Sunday, August 16, 2009

Melting down...

And at the ninth hour Jesus cried out in a loud voice, “Eloi, Eloi, lama sabachthani?”—which means, “My God, my God, why have you forsaken me?" Mark 15:34
Have you ever felt that way? I have, a lot. It's been a rough year and there are 4 months left. I usually see the glass half full, lately it gets harder and harder to not see half empty. I hate to admit this, but I have spent a lot of time this year when I have not been on speaking terms with God. You would think that all those hours spent in the hospital watching Caleb sleep, playing worship music, looking for scriptures, surely I should have felt a oneness with God through all those circumstances; that would be the spiritually mature and obedient response. But I have not always feel that. I have, many times,felt totally abandoned. It is my own fault that I feel this way, He is there, waiting for me to come to Him, I just have this ridiculous need to be strong and handle it all on my own. I know that I am in desperate need of a complete melt down. I have cried many times through all of this, but I have not just let it all go until there is that break through that comes from opening the flood gates. I need to do that, it is time. I need to let God comfort me, so that I can be a comfort. I need to let Him build me back up, so that I can continue to be strong for Caleb.

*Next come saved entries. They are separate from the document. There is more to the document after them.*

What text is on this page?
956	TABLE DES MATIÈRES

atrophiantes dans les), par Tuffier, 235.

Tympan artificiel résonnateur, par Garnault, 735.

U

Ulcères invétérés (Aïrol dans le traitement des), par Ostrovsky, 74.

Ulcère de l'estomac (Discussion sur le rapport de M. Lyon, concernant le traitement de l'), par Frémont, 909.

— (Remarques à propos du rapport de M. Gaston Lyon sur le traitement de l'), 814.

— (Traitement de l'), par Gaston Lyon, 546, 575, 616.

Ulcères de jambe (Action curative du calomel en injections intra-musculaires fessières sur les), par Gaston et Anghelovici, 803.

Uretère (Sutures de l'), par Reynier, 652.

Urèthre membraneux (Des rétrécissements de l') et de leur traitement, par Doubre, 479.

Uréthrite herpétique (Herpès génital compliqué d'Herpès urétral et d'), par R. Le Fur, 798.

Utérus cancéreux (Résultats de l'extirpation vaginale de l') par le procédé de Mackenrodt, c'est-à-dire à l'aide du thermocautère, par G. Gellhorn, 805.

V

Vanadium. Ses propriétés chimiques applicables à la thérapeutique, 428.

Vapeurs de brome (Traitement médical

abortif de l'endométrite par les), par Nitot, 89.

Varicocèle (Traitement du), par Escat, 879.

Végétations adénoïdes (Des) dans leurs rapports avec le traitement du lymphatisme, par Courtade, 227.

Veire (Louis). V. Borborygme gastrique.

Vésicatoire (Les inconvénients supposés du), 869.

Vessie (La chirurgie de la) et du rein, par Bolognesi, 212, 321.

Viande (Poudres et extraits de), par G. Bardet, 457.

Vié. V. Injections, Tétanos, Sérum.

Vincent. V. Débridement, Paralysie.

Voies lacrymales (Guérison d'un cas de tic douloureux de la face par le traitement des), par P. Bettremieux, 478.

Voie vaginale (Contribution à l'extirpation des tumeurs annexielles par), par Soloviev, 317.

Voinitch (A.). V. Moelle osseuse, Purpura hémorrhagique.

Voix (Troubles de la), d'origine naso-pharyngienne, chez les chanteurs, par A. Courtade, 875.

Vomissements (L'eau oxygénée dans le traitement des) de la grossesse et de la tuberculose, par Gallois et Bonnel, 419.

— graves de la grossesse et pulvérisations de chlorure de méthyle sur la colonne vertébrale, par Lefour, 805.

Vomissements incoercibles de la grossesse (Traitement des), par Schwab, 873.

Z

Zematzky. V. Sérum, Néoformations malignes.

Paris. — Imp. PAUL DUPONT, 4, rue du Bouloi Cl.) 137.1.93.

Lord, thank You for the reminder that You are my Comforter. You know me. You know about my sometimes shallow faith and my doubts. Yet You still love me, in spite of myself. Thank You for still being there even when I abandon You. Thank You for loving me through my silence, for quietly waiting for me to come to You.

2 comments:

Karen said...

Amen. Praying for you. I am so thankful we do not walk by our feelings but by faith. When I walk by my feelings, all is lost. But with God nothing is impossible.

Love ya,
Karen

Grma Pennie said...

Please don't think that feeling "abandoned" is your fault. God knows us ... He made us ... and we are totally human, inside and out. He knows all about our feelings and can see our faith instead. Go ahead, break down. A couple of times if you want! He made you the way you are and He will understand if you totally lose control and cry, question, yell, sob, whatever you need. He knows, He understands, He's there.